Division of Hematology, Rheumatology and Respiratory Medicine, Kagawa University, Kagawa, Japan.
J Inflamm Res. 2011;4:127-38. doi: 10.2147/JIR.S19461. Epub 2011 Sep 15.
Inflammation contributes to the development of fibrotic and malignant diseases. We assessed the ability of inflammatory cytokines to modulate endothelial cell survival and functions related to tissue repair/remodeling. Treatment with interleukin (IL)-1β or tumor necrosis factor (TNF)-α (2 ng/mL) led to human pulmonary artery endothelial cells becoming spindle-shaped fibroblast-like cells. However, immunoblot and DNA microarray showed no change in most endothelial and mesenchymal markers. In the presence of IL-1β or TNF-α, cells were resistant to apoptosis induced by deprivation of serum and growth factor, and were more migratory. In addition, cells treated with IL-1β or TNF-α contracted collagen gels more robustly. In contrast, transforming growth factor-β1 did not induce these responses. RNA interference targeting nuclear factor (NF)-κB p65 blocked the effects of IL-1β or TNF-α on cell morphologic change, survival, migration, and collagen gel contraction. These results suggest that endothelial cells may contribute to tissue repair/remodeling via the NF-κB signaling in a milieu of airway inflammation.

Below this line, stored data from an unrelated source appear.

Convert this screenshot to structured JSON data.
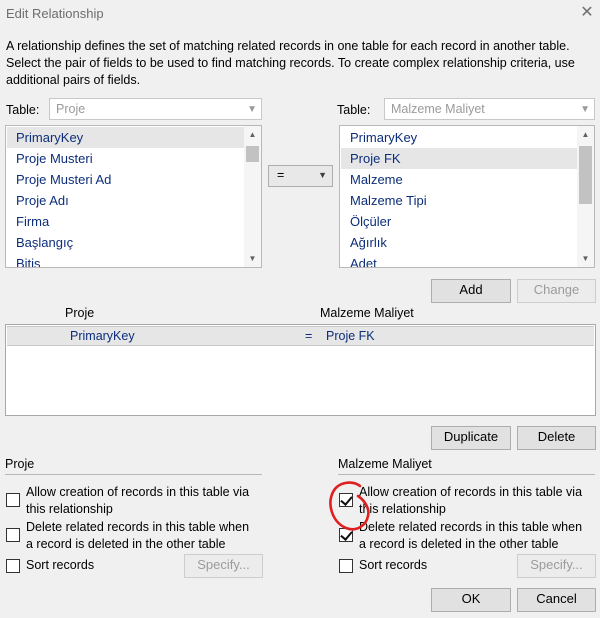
{
  "window": {
    "title": "Edit Relationship",
    "close_glyph": "✕",
    "description": "A relationship defines the set of matching related records in one table for each record in another table. Select the pair of fields to be used to find matching records. To create complex relationship criteria, use additional pairs of fields."
  },
  "left": {
    "table_label": "Table:",
    "table_value": "Proje",
    "fields": [
      "PrimaryKey",
      "Proje Musteri",
      "Proje Musteri Ad",
      "Proje Adı",
      "Firma",
      "Başlangıç",
      "Bitiş"
    ],
    "selected_index": 0
  },
  "right": {
    "table_label": "Table:",
    "table_value": "Malzeme Maliyet",
    "fields": [
      "PrimaryKey",
      "Proje FK",
      "Malzeme",
      "Malzeme Tipi",
      "Ölçüler",
      "Ağırlık",
      "Adet"
    ],
    "selected_index": 1
  },
  "operator": {
    "value": "="
  },
  "buttons": {
    "add": "Add",
    "change": "Change",
    "duplicate": "Duplicate",
    "delete": "Delete",
    "specify": "Specify...",
    "ok": "OK",
    "cancel": "Cancel"
  },
  "pairs": {
    "left_header": "Proje",
    "right_header": "Malzeme Maliyet",
    "rows": [
      {
        "left": "PrimaryKey",
        "op": "=",
        "right": "Proje FK"
      }
    ]
  },
  "options_left": {
    "title": "Proje",
    "allow_line1": "Allow creation of records in this table via",
    "allow_line2": "this relationship",
    "allow_checked": false,
    "delete_line1": "Delete related records in this table when",
    "delete_line2": "a record is deleted in the other table",
    "delete_checked": false,
    "sort_label": "Sort records",
    "sort_checked": false
  },
  "options_right": {
    "title": "Malzeme Maliyet",
    "allow_line1": "Allow creation of records in this table via",
    "allow_line2": "this relationship",
    "allow_checked": true,
    "delete_line1": "Delete related records in this table when",
    "delete_line2": "a record is deleted in the other table",
    "delete_checked": true,
    "sort_label": "Sort records",
    "sort_checked": false
  },
  "colors": {
    "field_text": "#0c2e7a",
    "annotation": "#e02020"
  }
}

炎症会导致纤维性和恶性疾病的发展。我们评估了炎症细胞因子调节内皮细胞存活和与组织修复/重塑相关功能的能力。用白细胞介素 (IL)-1β或肿瘤坏死因子 (TNF)-α(2ng/mL)处理会导致人肺动脉内皮细胞变成梭形成纤维样细胞。然而,免疫印迹和 DNA 微阵列显示大多数内皮和间充质标志物没有变化。在存在 IL-1β或 TNF-α的情况下,细胞对血清和生长因子剥夺诱导的凋亡具有抗性,并且迁移能力更强。此外,用 IL-1β或 TNF-α处理的细胞更有力地收缩胶原凝胶。相比之下,转化生长因子-β1 不会引起这些反应。针对核因子 (NF)-κB p65 的 RNA 干扰阻断了 IL-1β或 TNF-α对细胞形态变化、存活、迁移和胶原凝胶收缩的影响。这些结果表明,内皮细胞可能通过气道炎症环境中的 NF-κB 信号通路促进组织修复/重塑。